We all have leftovers, but not all garbage is created equal. When food goes bad, it shouldn’t just hit the trash, but a lot of times it does.

“Over 20 percent of the waste that we have that people put in the trash is mostly organic matter,” George Hall, a senior in high school and student volunteer said.

That is why Meriden is launching “Making Meriden Green.” It is the first free composting program for residents of a Connecticut city, funded by a $40,000 grant from The Department of Energy and Environmental Protection (DEEP).

“We know that we're faced facing a waste disposal crisis here in the state of Connecticut,” DEEP Commissioner Katie Dykes said. “That means that municipalities are going to increasingly have to rely on exporting their waste out of state to find a place that will accept it for disposal unless we're able to accelerate innovative approaches like what Meriden is doing here.”

Eight student volunteers will help roll out the program, handing out trash bags to people that are clients of HQ Dumpsters. The green bags are for food scraps and the orange are for trash.

“You can throw them all in the same container,” Xavier Febles, a senior and student volunteer said.

One-thousand households are participating in the pilot program. Each one will get 16 green bags and 32 orange bags, which is a four-month supply. How they do will set the tone for how the program does in other cities across the state.

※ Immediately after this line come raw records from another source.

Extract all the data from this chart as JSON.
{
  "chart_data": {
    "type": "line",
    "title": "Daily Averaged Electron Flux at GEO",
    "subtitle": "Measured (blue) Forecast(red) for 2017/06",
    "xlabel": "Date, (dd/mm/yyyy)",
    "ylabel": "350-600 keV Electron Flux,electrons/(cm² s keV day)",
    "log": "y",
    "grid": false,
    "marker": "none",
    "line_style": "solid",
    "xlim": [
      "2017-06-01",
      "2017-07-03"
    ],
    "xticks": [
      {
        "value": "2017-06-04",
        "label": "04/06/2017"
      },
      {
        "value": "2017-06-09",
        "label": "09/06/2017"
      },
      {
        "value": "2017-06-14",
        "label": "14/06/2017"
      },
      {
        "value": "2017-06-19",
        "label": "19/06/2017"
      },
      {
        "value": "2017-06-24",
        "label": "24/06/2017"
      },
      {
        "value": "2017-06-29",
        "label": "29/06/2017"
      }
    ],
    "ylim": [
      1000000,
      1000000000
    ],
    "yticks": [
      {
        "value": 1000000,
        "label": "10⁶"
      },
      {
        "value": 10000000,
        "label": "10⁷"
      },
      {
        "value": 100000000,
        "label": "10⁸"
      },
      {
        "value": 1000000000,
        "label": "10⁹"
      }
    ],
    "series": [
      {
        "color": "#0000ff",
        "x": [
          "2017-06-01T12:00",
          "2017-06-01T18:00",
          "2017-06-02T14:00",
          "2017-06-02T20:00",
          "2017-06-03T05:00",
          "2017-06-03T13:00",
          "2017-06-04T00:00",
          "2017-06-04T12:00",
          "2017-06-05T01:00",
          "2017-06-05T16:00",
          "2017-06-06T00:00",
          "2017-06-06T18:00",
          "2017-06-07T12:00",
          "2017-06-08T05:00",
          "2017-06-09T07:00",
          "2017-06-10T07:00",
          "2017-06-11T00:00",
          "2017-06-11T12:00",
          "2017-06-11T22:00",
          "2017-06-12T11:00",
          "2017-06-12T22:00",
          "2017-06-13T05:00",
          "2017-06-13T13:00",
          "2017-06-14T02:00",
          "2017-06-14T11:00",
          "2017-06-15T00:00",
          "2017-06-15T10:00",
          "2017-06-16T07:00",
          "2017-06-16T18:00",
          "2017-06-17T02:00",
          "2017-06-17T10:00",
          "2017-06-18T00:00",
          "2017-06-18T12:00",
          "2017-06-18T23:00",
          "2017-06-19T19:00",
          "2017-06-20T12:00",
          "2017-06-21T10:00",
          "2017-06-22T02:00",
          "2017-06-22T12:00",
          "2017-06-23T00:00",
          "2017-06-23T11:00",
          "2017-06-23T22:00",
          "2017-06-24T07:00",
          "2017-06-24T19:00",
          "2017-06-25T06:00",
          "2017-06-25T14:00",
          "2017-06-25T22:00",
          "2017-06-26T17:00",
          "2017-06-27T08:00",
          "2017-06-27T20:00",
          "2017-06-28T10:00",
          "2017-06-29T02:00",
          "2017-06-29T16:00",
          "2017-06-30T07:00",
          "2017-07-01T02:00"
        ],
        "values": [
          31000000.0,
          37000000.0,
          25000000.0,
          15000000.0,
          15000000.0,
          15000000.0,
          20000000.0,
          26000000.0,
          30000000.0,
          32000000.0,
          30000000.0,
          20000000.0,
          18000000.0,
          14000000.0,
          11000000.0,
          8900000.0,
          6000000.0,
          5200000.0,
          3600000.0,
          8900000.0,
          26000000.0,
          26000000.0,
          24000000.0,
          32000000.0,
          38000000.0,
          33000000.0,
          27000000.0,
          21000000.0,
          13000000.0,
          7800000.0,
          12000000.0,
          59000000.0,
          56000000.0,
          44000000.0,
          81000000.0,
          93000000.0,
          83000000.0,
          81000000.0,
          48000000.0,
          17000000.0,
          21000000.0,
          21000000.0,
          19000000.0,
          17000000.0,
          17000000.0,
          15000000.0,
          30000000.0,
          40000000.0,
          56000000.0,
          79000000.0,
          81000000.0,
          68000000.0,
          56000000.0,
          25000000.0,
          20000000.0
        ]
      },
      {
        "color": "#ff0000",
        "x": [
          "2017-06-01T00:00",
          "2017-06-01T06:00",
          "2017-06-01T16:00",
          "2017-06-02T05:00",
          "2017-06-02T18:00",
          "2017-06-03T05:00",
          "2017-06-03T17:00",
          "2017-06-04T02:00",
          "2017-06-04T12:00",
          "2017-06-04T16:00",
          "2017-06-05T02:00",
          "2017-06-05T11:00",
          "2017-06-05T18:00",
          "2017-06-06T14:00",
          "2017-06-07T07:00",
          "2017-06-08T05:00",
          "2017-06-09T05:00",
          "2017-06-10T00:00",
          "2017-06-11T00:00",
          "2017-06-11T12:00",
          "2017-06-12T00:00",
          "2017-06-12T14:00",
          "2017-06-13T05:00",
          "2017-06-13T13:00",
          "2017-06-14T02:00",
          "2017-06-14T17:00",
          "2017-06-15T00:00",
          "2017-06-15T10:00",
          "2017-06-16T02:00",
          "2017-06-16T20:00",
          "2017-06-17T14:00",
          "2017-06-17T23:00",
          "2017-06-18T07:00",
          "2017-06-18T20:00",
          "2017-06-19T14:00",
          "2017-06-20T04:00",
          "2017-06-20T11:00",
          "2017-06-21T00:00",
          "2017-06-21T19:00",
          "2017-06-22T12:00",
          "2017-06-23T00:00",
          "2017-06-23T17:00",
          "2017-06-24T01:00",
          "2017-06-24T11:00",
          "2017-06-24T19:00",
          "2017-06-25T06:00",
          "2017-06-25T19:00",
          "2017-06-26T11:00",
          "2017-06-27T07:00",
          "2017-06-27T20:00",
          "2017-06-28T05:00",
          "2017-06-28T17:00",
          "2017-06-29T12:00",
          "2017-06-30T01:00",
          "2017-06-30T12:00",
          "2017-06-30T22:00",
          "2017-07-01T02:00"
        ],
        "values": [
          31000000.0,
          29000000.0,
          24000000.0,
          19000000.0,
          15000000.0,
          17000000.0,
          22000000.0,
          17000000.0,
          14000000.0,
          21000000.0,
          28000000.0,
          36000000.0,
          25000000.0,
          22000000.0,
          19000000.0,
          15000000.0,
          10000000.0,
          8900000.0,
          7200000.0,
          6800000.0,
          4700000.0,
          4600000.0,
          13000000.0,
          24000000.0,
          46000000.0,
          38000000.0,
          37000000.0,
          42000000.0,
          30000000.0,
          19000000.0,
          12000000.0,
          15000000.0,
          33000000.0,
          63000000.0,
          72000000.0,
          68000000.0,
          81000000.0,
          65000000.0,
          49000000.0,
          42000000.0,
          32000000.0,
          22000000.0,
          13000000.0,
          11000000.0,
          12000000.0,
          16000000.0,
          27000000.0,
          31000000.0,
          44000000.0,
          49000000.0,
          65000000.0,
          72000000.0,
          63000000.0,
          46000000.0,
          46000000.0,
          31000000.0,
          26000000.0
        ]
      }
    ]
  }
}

“Meriden is the first city to be trying out this program. If this program is successful, we can reduce waste and trash all over Connecticut,” Hall said.

The program aims to engage citizens that wouldn’t typically compost.

“If you just had people that volunteered, you'd be, you know, preaching to the choir,” Meriden Director of Public Works Howard Weissberg said. “We want to gauge, how does this work across the board?”

Once residents partake, HQ Dumpsters will haul the organic waste to Quantum Biopower in Southington, where it will be composted or turned into renewable energy.

The program launches February 2nd and runs four months. DEEP says there is already interest in a similar program from several municipalities because it will cut down on trash hauling prices and lower the cost of living for residents.

“The big challenge is changing habits and getting our residents into the habit of separating their food scraps the same way they do their recycling,” Dykes said.

The student volunteers see the potential.

“I think it’s for a better future,” Febles said.

That, along with lasting impact for their generation.

“We want to create a town that people want to come back and live in,” Hall said. “We want to create a sustainable city and a city that is clean, and cleanliness in a city that you would want to be proud to live in.”